Se lleva el morral de 18
kilos a sus hombros y se dispone a subir al auto que lo conducirá hasta “El
mico” o también llamado “El despegue”, aquella pendiente a la que desde hace
algunos años acuden varios parapentistas para saciar sus infinitas ganas de
volar, haciendo del parapente sus alas para lograrlo.
Aarón
Maldonado, es un caleño que siempre ha tenido vértigo a las alturas, pero aun
así su vida gira entorno a ellas. Se dedica a ser instructor de parapente desde
hace 25 años, exactamente es el director de la Escuela “Al Aire parapente”,
desde 1992 hasta la fecha.
Su cabello canoso y su seguridad al hablar dejan en evidencia una elogiable experiencia, aquella que está constituida por más de 11.000 horas de vuelo, 7.000 pasajeros volados, y cientos de alumnos graduados, además de realizar Tours de Vuelo y Ecológicos por Colombia, Venezuela, Ecuador, Perú y Brasil.

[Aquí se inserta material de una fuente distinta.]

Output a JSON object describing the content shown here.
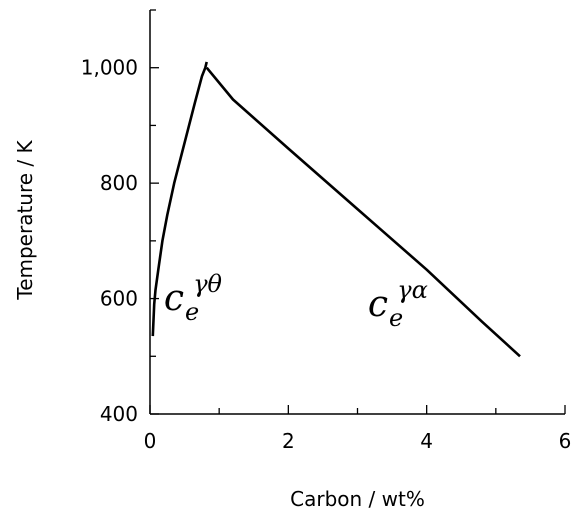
{
  "chart_data": {
    "type": "line",
    "title": "",
    "xlabel": "Carbon / wt%",
    "ylabel": "Temperature / K",
    "xlim": [
      0,
      6
    ],
    "ylim": [
      400,
      1100
    ],
    "x_ticks": [
      0,
      2,
      4,
      6
    ],
    "x_tick_labels": [
      "0",
      "2",
      "4",
      "6"
    ],
    "y_ticks": [
      400,
      600,
      800,
      1000
    ],
    "y_tick_labels": [
      "400",
      "600",
      "800",
      "1,000"
    ],
    "grid": false,
    "series": [
      {
        "label": {
          "base": "c",
          "sub": "e",
          "sup": "γθ"
        },
        "x": [
          0.04,
          0.06,
          0.08,
          0.12,
          0.18,
          0.25,
          0.35,
          0.5,
          0.65,
          0.75,
          0.8,
          0.82
        ],
        "y": [
          535,
          590,
          615,
          650,
          700,
          745,
          800,
          870,
          940,
          985,
          1000,
          1010
        ]
      },
      {
        "label": {
          "base": "c",
          "sub": "e",
          "sup": "γα"
        },
        "x": [
          0.82,
          1.2,
          2.0,
          3.0,
          4.0,
          4.8,
          5.35
        ],
        "y": [
          1000,
          945,
          860,
          755,
          650,
          560,
          500
        ]
      }
    ]
  }
}
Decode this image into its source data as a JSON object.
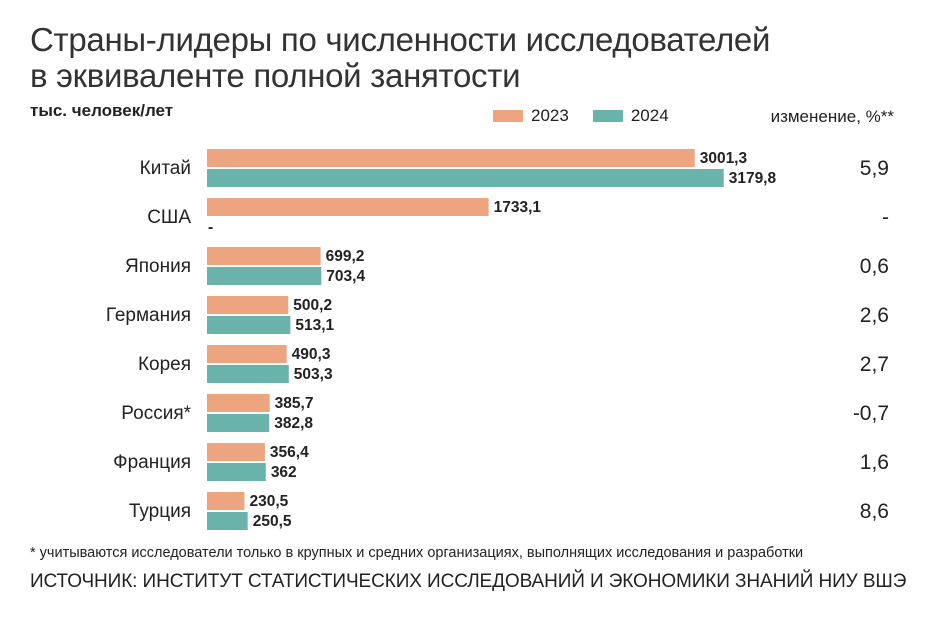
{
  "title_line1": "Страны-лидеры по численности исследователей",
  "title_line2": "в эквиваленте полной занятости",
  "unit": "тыс. человек/лет",
  "change_header": "изменение, %**",
  "footnote": "* учитываются исследователи только в крупных и средних организациях, выполнящих исследования и разработки",
  "source": "ИСТОЧНИК: ИНСТИТУТ СТАТИСТИЧЕСКИХ ИССЛЕДОВАНИЙ И ЭКОНОМИКИ ЗНАНИЙ НИУ ВШЭ",
  "colors": {
    "y2023": "#eca57e",
    "y2024": "#6ab3ab"
  },
  "chart_data": {
    "type": "bar",
    "orientation": "horizontal",
    "categories": [
      "Китай",
      "США",
      "Япония",
      "Германия",
      "Корея",
      "Россия*",
      "Франция",
      "Турция"
    ],
    "series": [
      {
        "name": "2023",
        "values": [
          3001.3,
          1733.1,
          699.2,
          500.2,
          490.3,
          385.7,
          356.4,
          230.5
        ],
        "labels": [
          "3001,3",
          "1733,1",
          "699,2",
          "500,2",
          "490,3",
          "385,7",
          "356,4",
          "230,5"
        ]
      },
      {
        "name": "2024",
        "values": [
          3179.8,
          null,
          703.4,
          513.1,
          503.3,
          382.8,
          362,
          250.5
        ],
        "labels": [
          "3179,8",
          "-",
          "703,4",
          "513,1",
          "503,3",
          "382,8",
          "362",
          "250,5"
        ]
      }
    ],
    "change": [
      "5,9",
      "-",
      "0,6",
      "2,6",
      "2,7",
      "-0,7",
      "1,6",
      "8,6"
    ],
    "legend_position": "top-right",
    "grid": false
  }
}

Su cabello canoso y su seguridad al hablar dejan en evidencia una elogiable experiencia, aquella que está constituida por más de 11.000 horas de vuelo, 7.000 pasajeros volados, y cientos de alumnos graduados, además de realizar Tours de Vuelo y Ecológicos por Colombia, Venezuela, Ecuador, Perú y Brasil.
Generalmente las personas consideran el
parapentismo como un deporte ampliamente peligroso, pero para Aarón Maldonado
no lo es, “el parapentismo es un arte, porque el ser humano no está diseñado
para volar, no es un deporte inseguro si el piloto es alguien profesional con
los debidos conocimientos técnicos y meteorológicos para pilotear”.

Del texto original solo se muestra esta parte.